Create a GitHub Unstructured Data Lake Object (UDLO)

Create an Unstructured Data Lake Object (UDLO) in Data 360 to ingest your organization’s content from GitHub into Data 360. See the Unstructured Data File Formats and Connectors for a list of supported file formats.

User Permissions Needed
To create a connection:	System Admin profile or Data Cloud Architect permission set

Before you begin:

Make sure that you’ve set up a GitHub connection and know the name of the connection.
Verify you have a list of Repository IDs.
Verify that you have a list of labels you want to filter with.
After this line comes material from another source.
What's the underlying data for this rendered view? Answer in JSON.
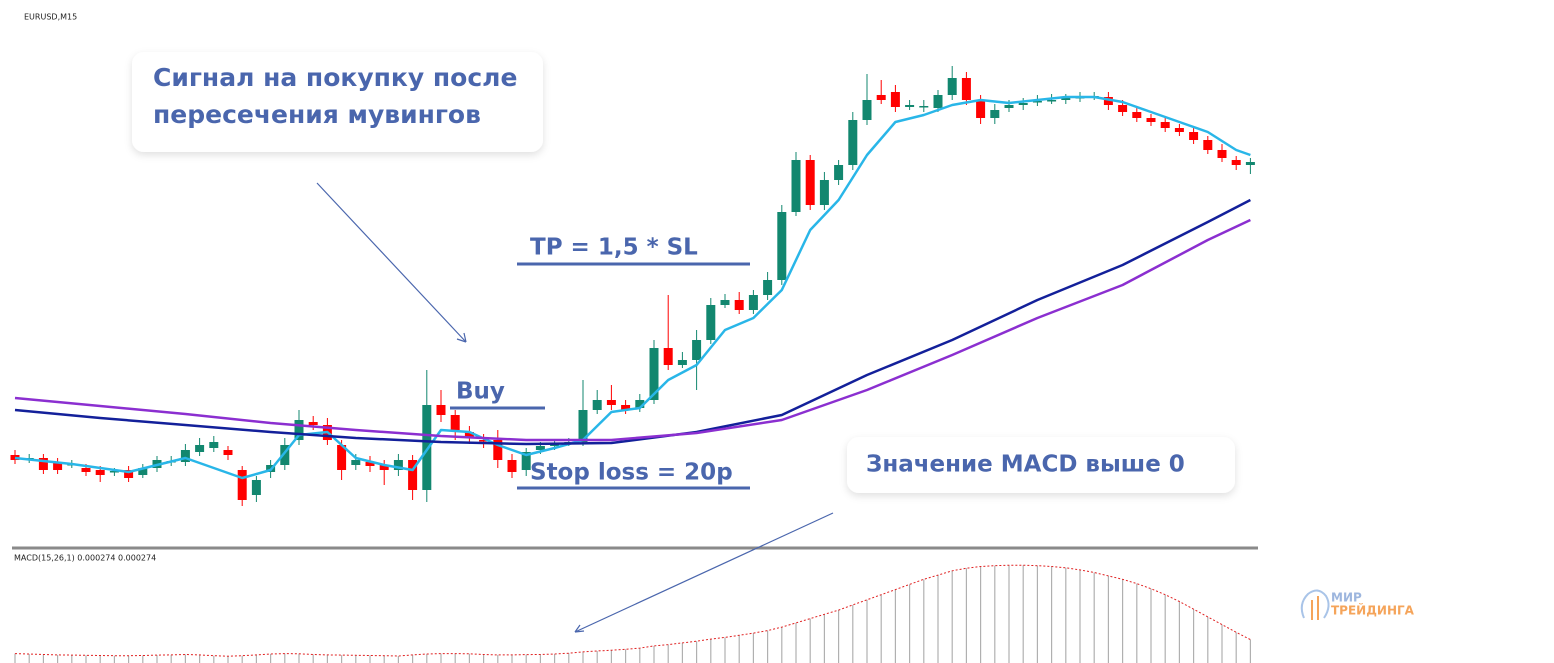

From the App Launcher, select Data Cloud.
Select Data Lake Objects, and then select New.
Select From External Files tile, and then select Next.
From the New Data Lake Object screen, choose the GitHub connector tile and click Next.
From the Connection Details dropdown, choose the GitHub connection you created previously. Data Cloud automatically populates the source based on the connection that you select.
From the Core Content section, in the Repository ID field, provide the comma-separated list of Repo IDs you collected earlier. For example, if your repository URL is: https://github.com/GHUser/RepoID, copy both the GHUser and RepoID. For example: GHUser/RepoID. This field is context-sensitive and all mistakes are ignored.
From the Content Types section, select the content type you want to ingest. Data 360 ingests repository content, including files.
Based on the supplied Repo ID, you can select (include) or deselect (exclude) any or all of the content types:
- Issues (included by default, but you can exclude)
- Pull Requests (included by default, but you can exclude)
- Commits
- Milestones
- Releases
- Branches
  
  When the connector runs, any selected content type located in the specified Repo (as defined by the RepoID), is included.
Apply filters to limit the items you want to ingest. By default, everything (all files in the repository) is ingested. While this is optional, we recommended setting at least one filter. You can’t change this setting. Several filters are available. When you use more than one filter (even more than one filter of the same type), each filter applied removes or includes content from the number of files that are ingested. If you apply filters and no content is being ingested, your filters are likely too restrictive. If you see content you don’t want to see, your filters are likely too broad.

Apply any or all of the following filters:
- Issue/PR State: Provide a comma-separated list of issue or PR states by using the search. Any item with the provided state is included. If you list multiple states, items in any specified state are included.
- Labels: Provide a comma-separated list of labels by using the search. Any item tagged with the provided label is included. If you list multiple labels, articles tagged with any label are included.
- Assignees: Filter by issues assigned to a specific user, such as yourself. Provide a comma-separated list of assignees by using the search. Any item with the specified assignee is included. If you list multiple assignees, all items assigned to any assignee are included.
- Branches: Filter by branches to include your release branches but not your in-progress branches. Provide a comma-separated list of branches by using the search. Any item in a matching branch is included. If you list multiple branches, all items in any listed branch are included.
- Creation Date: Select a date from the calendar widget. Any item created on, or after that date is ingested. You can select only one date.
- Last Update Date: Select a date from the calendar widget. Any item updated on, or after that date is ingested. You can select only one date.
Click Save. The connector runs by default every two hours. You can monitor sync status in Data Stream status.
To set up your Unstructured Data Lake Object (UDLO) and its associated Data Model Object (DMO), add an Object Name and an Object API Name for the UDLO. See Data Lake Object Naming Standards.
Leave the checkbox selected to create a search index configuration for the DMO by using system defaults that automatically select text fields and a chunking strategy for each field. Deselect the checkbox to create a search index configuration later.
Select the checkbox to enable Content Harmonization for the UDLO. Leave it deselected to enable content harmonization later.

If you enable content harmonization now, AI Enrichments (Summary and Q&A) are disabled by default. To enable AI Enrichments, create a Harmonization Configuration and enable Einstein.

When you enable content harmonization, you enable collection of Content Viewer engagement data.
Click Next, or if you created a search index configuration, review the details, and Save your work.

The data stream ingests data from your selected repositories into a UDLO and maps it to an unstructured DMO. From this DMO, a search index is created that can now be used to ground AI-generated responses. If you enabled Content Harmonization, you can get a consistent view of the harmonized content in Data Explorer.